Did Cameron really secure a good deal? UK Prime Minister David Cameron and UK Chancellor George Osborne appear to be delighted describing it as a ‘success’. This has caused uproar from the public and in particular small to medium sized businesses. Google have managed to secure a deal with HMRC for £130 million, however, it is believed that this is only a small proportion of what they should have paid. Hence, the UK accounts for ‘around 10% of Google's global revenues, but the tech giant says UK profits, which is how corporation tax is calculated, are low’ report the BBC. UK Shadow Chancellor John McDonnell has called for the release of the details of how the deal was formed.
In other business news, Iran has agreed to buy ‘buy 118 Airbus planes worth $25bn (€22bn; £17.4bn) at list prices in one of the biggest deals signed since Western sanctions against Tehran were lifted’ reports the BBC. However, this deal will only be passed providing US approval as 10% of the parts come from the US. For more information read the BBC news article.

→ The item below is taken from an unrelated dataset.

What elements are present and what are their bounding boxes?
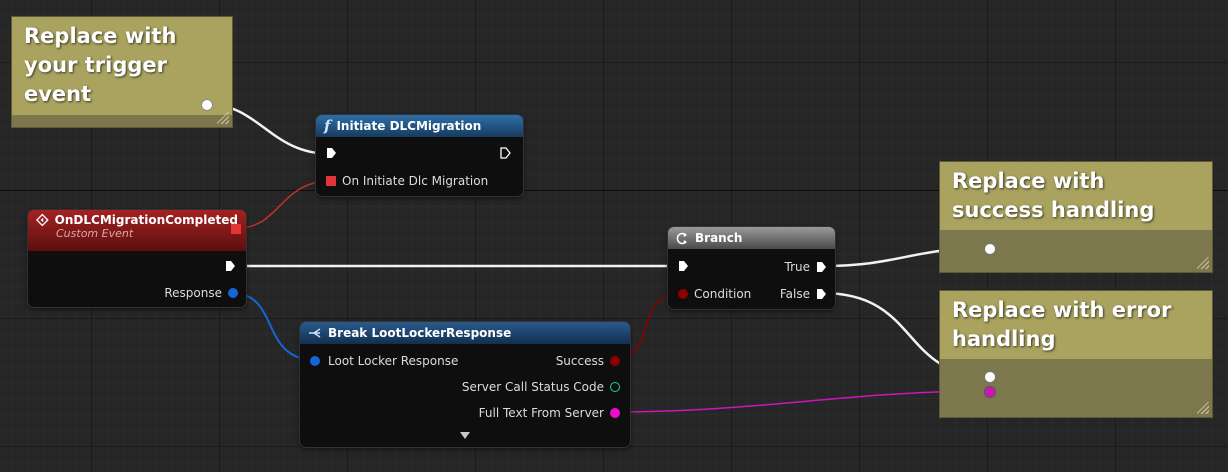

…It once again hits the headlines. Following the bond issue of ABInBev it has now been reported that the brewer will no longer need the historic loan of $75 billion which it managed to secure. Therefore, it has cancelled according to Reuters $42.5 billion. This has been accomplished not only through the $47 billion raised from ‘the net proceeds from a $46 billion bond insurance’ but also the ‘$1.47 billion Formosa deal.’ It is interesting to see how this deal has been financed through both debt and equity.
Michael Schuman writes a report for Bloomberg this week confirming and suggesting worldwide fears concerning a Chinese financial crisis. The Beijing based journalist suggests that the combination of the weakening currency and the political leadership are causing doubts amongst investors which are unlikely to dissolve quickly as the solutions which the Chinese government are enforcing are very short term.
On the other side of the Pacific in America, the economic situation does not appear to be as stable as one predicted at the end of 2015. The rising interest rates may have led the world into a false sense of security about how the health of the US economy. This is partly due to the over-supply of oil in the market which has led to ‘oil major Chevron (CVX.N) report[ing] its first quarterly loss in more than 13 years’ according to Reuters. Although some companies have managed to report increases much of this has been achieved through cuts in costs.
The impact is being felt! A couple of weeks ago we reported that BP are cutting thousands of jobs and now the Guardian reports that BP are expected to announce a 70% collapse in profits. The Guardian explains that ‘the headline figures will be [in an] even worse once one-off charges are included’ and that ‘City energy analysts predict the British oil company will report that earnings in the last quarter of 2015 fell to $730m (£514m), from $2.2bn a year earlier.’ With the continuing fall in oil prices, will this become a trend amongst other oil producers and suppliers?